Il suffit de voir son parcours à la tête de l’institution militaire et son refus, contrairement aux souhaits de certains, de mâter par la force, la triste révolution du 17 octobre 2019.
Dans la période actuelle, le général Joseph Aoun remplit parfaitement le poste de président.
L’accès donc de ce dernier aux commandes de l’État va sûrement être un obstacle de taille à la poursuite des manigances du pouvoir en place et de ses acolytes.
Le seul fait que l’oligarchie dirigeante mette les bouchées doubles afin de mettre le maximum de pression et de bâtons dans les roues à l’entrée du général Joseph Aoun au palais de Baabda devient tout à fait explicable selon le point de vue de nos décideurs locaux.
Sans prétendre deviner ce qui est caché et les intentions des uns et des autres, il faut considérer que dans le conscient ou même l’inconscient collectif du peuple libanais, une grande partie de ce dernier est favorable à l’élection du général en chef de l’armée, à la première magistrature de l’État. Et là, quand je parle du peuple libanais, je vise en particulier le Libanais (et la Libanaise) intègre, droit et loyal, doté d’un certain degré de patriotisme, de civisme, de probité, d’honnêteté, de sentiment de sauvegarde de l’intérêt général, du savoir-vivre collectif, de l’ordre public et du respect du bien commun.

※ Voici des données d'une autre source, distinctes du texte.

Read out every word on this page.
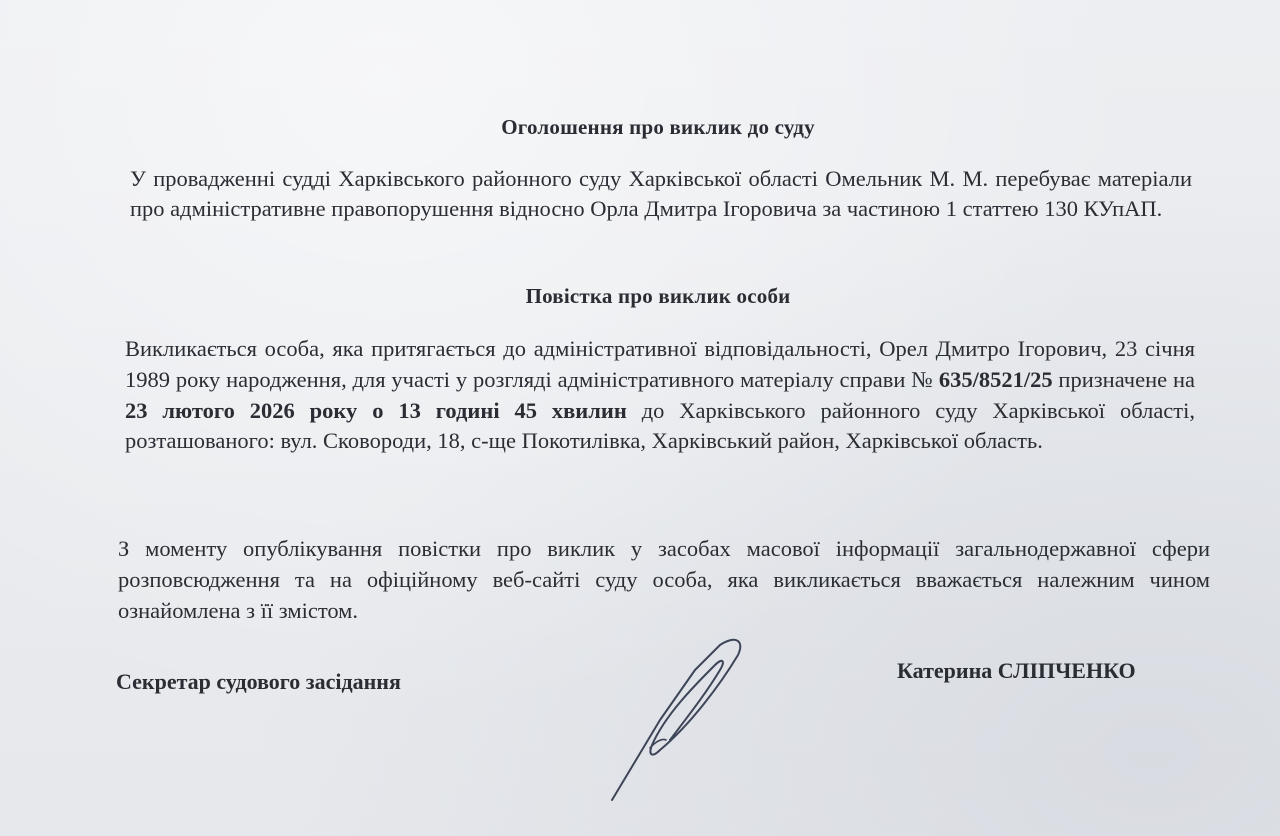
Оголошення про виклик до суду
У провадженні судді Харківського районного суду Харківської області Омельник М. М. перебуває матеріали про адміністративне правопорушення відносно Орла Дмитра Ігоровича за частиною 1 статтею 130 КУпАП.
Повістка про виклик особи
Викликається особа, яка притягається до адміністративної відповідальності, Орел Дмитро Ігорович, 23 січня 1989 року народження, для участі у розгляді адміністративного матеріалу справи № 635/8521/25 призначене на 23 лютого 2026 року о 13 годині 45 хвилин до Харківського районного суду Харківської області, розташованого: вул. Сковороди, 18, с-ще Покотилівка, Харківський район, Харківської область.
З моменту опублікування повістки про виклик у засобах масової інформації загальнодержавної сфери розповсюдження та на офіційному веб-сайті суду особа, яка викликається вважається належним чином ознайомлена з її змістом.
Секретар судового засідання	Катерина СЛІПЧЕНКО
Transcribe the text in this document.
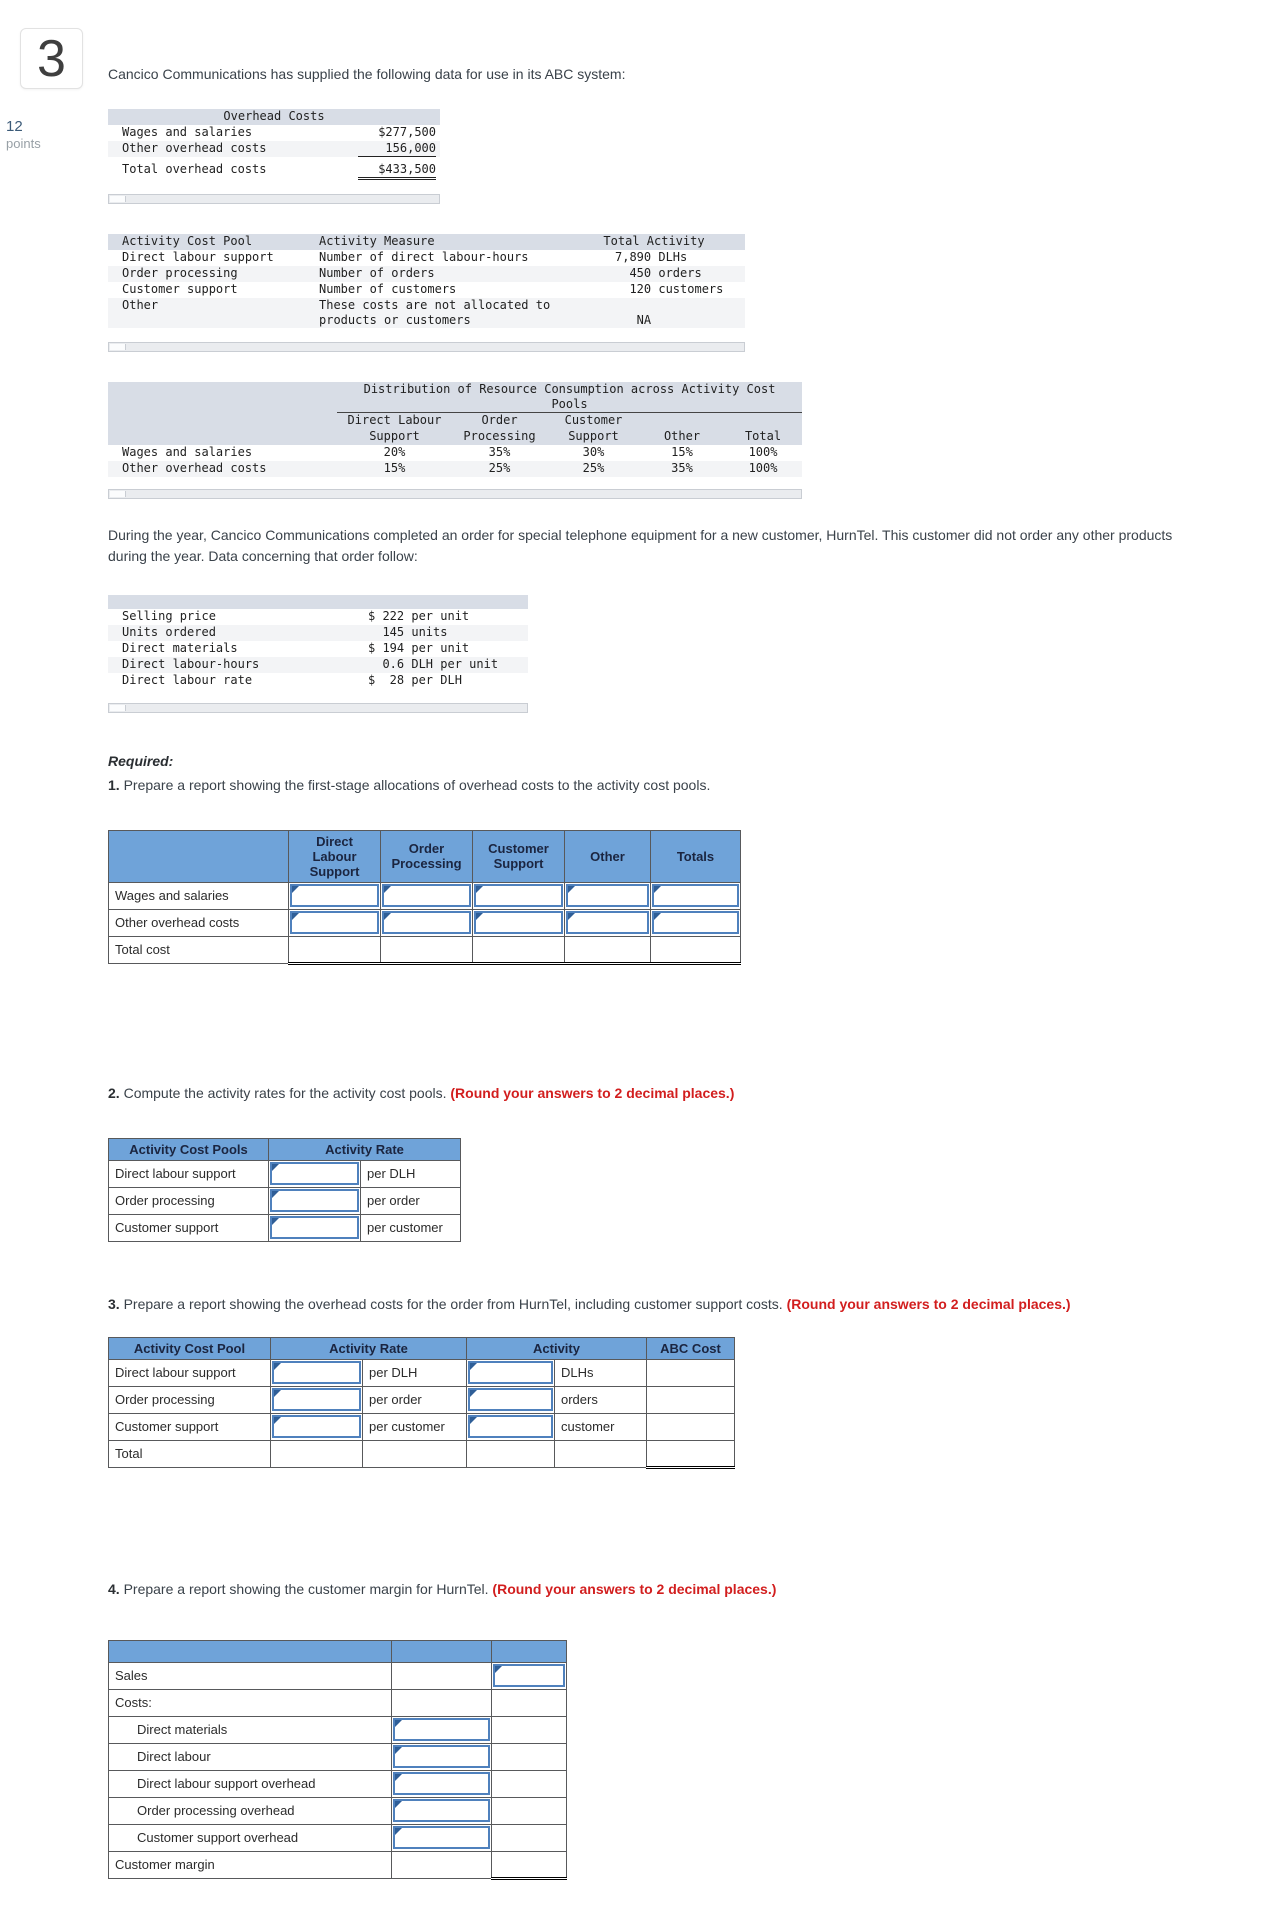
3
12
points

Cancico Communications has supplied the following data for use in its ABC system:

Overhead Costs	
Wages and salaries	$277,500
Other overhead costs	156,000
Total overhead costs	$433,500
Activity Cost Pool	Activity Measure	Total Activity
Direct labour support	Number of direct labour-hours	7,890 DLHs
Order processing	Number of orders	450 orders
Customer support	Number of customers	120 customers
Other	These costs are not allocated to products or customers	NA
	Distribution of Resource Consumption across Activity Cost Pools				
	Direct Labour	Order	Customer		
	Support	Processing	Support	Other	Total
Wages and salaries	20%	35%	30%	15%	100%
Other overhead costs	15%	25%	25%	35%	100%

During the year, Cancico Communications completed an order for special telephone equipment for a new customer, HurnTel. This customer did not order any other products during the year. Data concerning that order follow:

Selling price	$ 222 per unit
Units ordered	145 units
Direct materials	$ 194 per unit
Direct labour-hours	0.6 DLH per unit
Direct labour rate	$  28 per DLH

Required:

1. Prepare a report showing the first-stage allocations of overhead costs to the activity cost pools.

	Direct Labour Support	Order Processing	Customer Support	Other	Totals
Wages and salaries	

Other overhead costs	

Total cost					

2. Compute the activity rates for the activity cost pools. (Round your answers to 2 decimal places.)

Activity Cost Pools	Activity Rate	
Direct labour support		per DLH
Order processing		per order
Customer support		per customer

3. Prepare a report showing the overhead costs for the order from HurnTel, including customer support costs. (Round your answers to 2 decimal places.)

Activity Cost Pool	Activity Rate		Activity		ABC Cost
Direct labour support		per DLH		DLHs	
Order processing		per order		orders	
Customer support		per customer		customer	
Total					

4. Prepare a report showing the customer margin for HurnTel. (Round your answers to 2 decimal places.)

Sales		

Costs:		
Direct materials	

Direct labour	

Direct labour support overhead	

Order processing overhead	

Customer support overhead	

Customer margin		
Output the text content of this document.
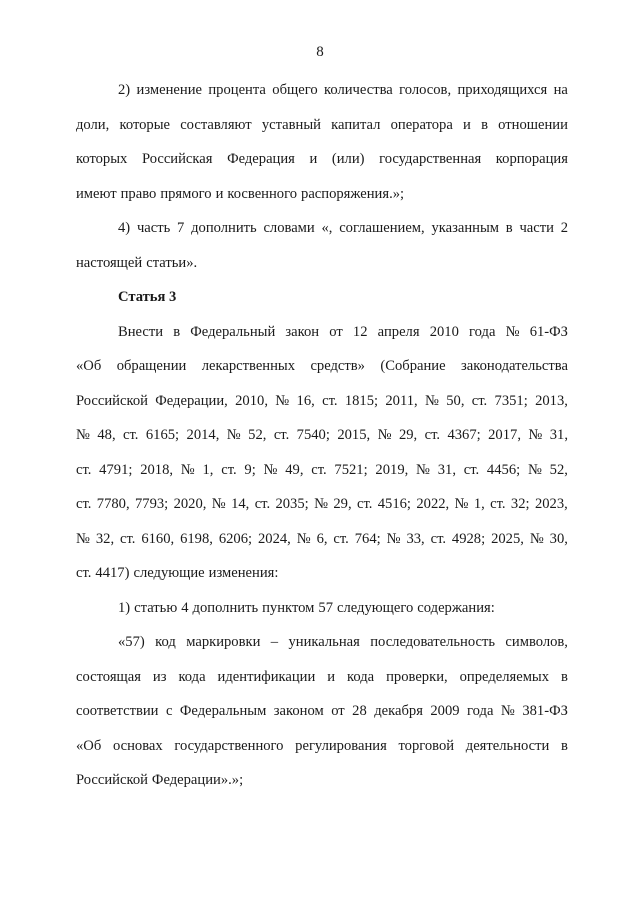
8
2) изменение процента общего количества голосов, приходящихся на
доли, которые составляют уставный капитал оператора и в отношении
которых Российская Федерация и (или) государственная корпорация
имеют право прямого и косвенного распоряжения.»;
4) часть 7 дополнить словами «, соглашением, указанным в части 2
настоящей статьи».
Статья 3
Внести в Федеральный закон от 12 апреля 2010 года № 61-ФЗ
«Об обращении лекарственных средств» (Собрание законодательства
Российской Федерации, 2010, № 16, ст. 1815; 2011, № 50, ст. 7351; 2013,
№ 48, ст. 6165; 2014, № 52, ст. 7540; 2015, № 29, ст. 4367; 2017, № 31,
ст. 4791; 2018, № 1, ст. 9; № 49, ст. 7521; 2019, № 31, ст. 4456; № 52,
ст. 7780, 7793; 2020, № 14, ст. 2035; № 29, ст. 4516; 2022, № 1, ст. 32; 2023,
№ 32, ст. 6160, 6198, 6206; 2024, № 6, ст. 764; № 33, ст. 4928; 2025, № 30,
ст. 4417) следующие изменения:
1) статью 4 дополнить пунктом 57 следующего содержания:
«57) код маркировки – уникальная последовательность символов,
состоящая из кода идентификации и кода проверки, определяемых в
соответствии с Федеральным законом от 28 декабря 2009 года № 381-ФЗ
«Об основах государственного регулирования торговой деятельности в
Российской Федерации».»;
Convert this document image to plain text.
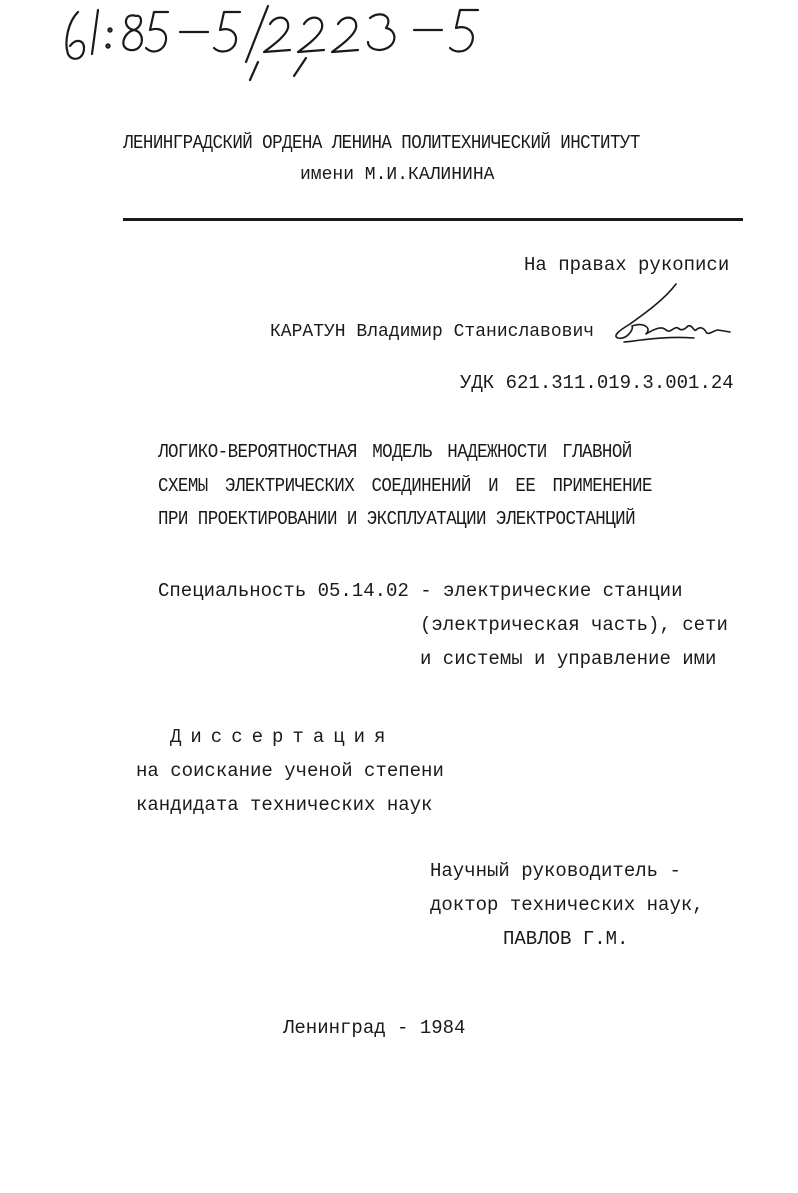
ЛЕНИНГРАДСКИЙ ОРДЕНА ЛЕНИНА ПОЛИТЕХНИЧЕСКИЙ ИНСТИТУТ
имени М.И.КАЛИНИНА
На правах рукописи
КАРАТУН Владимир Станиславович
УДК 621.311.019.3.001.24
ЛОГИКО-ВЕРОЯТНОСТНАЯ МОДЕЛЬ НАДЕЖНОСТИ ГЛАВНОЙ
СХЕМЫ ЭЛЕКТРИЧЕСКИХ СОЕДИНЕНИЙ И ЕЕ ПРИМЕНЕНИЕ
ПРИ ПРОЕКТИРОВАНИИ И ЭКСПЛУАТАЦИИ ЭЛЕКТРОСТАНЦИЙ
Специальность 05.14.02 - электрические станции
(электрическая часть), сети
и системы и управление ими
Диссертация
на соискание ученой степени
кандидата технических наук
Научный руководитель -
доктор технических наук,
ПАВЛОВ Г.М.
Ленинград - 1984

Dans l’état actuel des choses, le général Aoun représente de toute la caste politique actuelle, celui qui est le plus crédible, le plus apte à mettre le pays sur les rails.
Il ne s’agit nullement ici de s’opposer pour s’opposer, mais en revanche cela est dû tout simplement, à la mauvaise expérience présidentielle vécue et au bilan rien de plus nuisible de ceux qui détiennent encore le pouvoir.
Excusez mon raisonnement, pas loin du raisonnement a contrario, cette méfiance légitime de la méfiance illégitime. Parce que dans notre cas précis, la méfiance reste toujours de rigueur.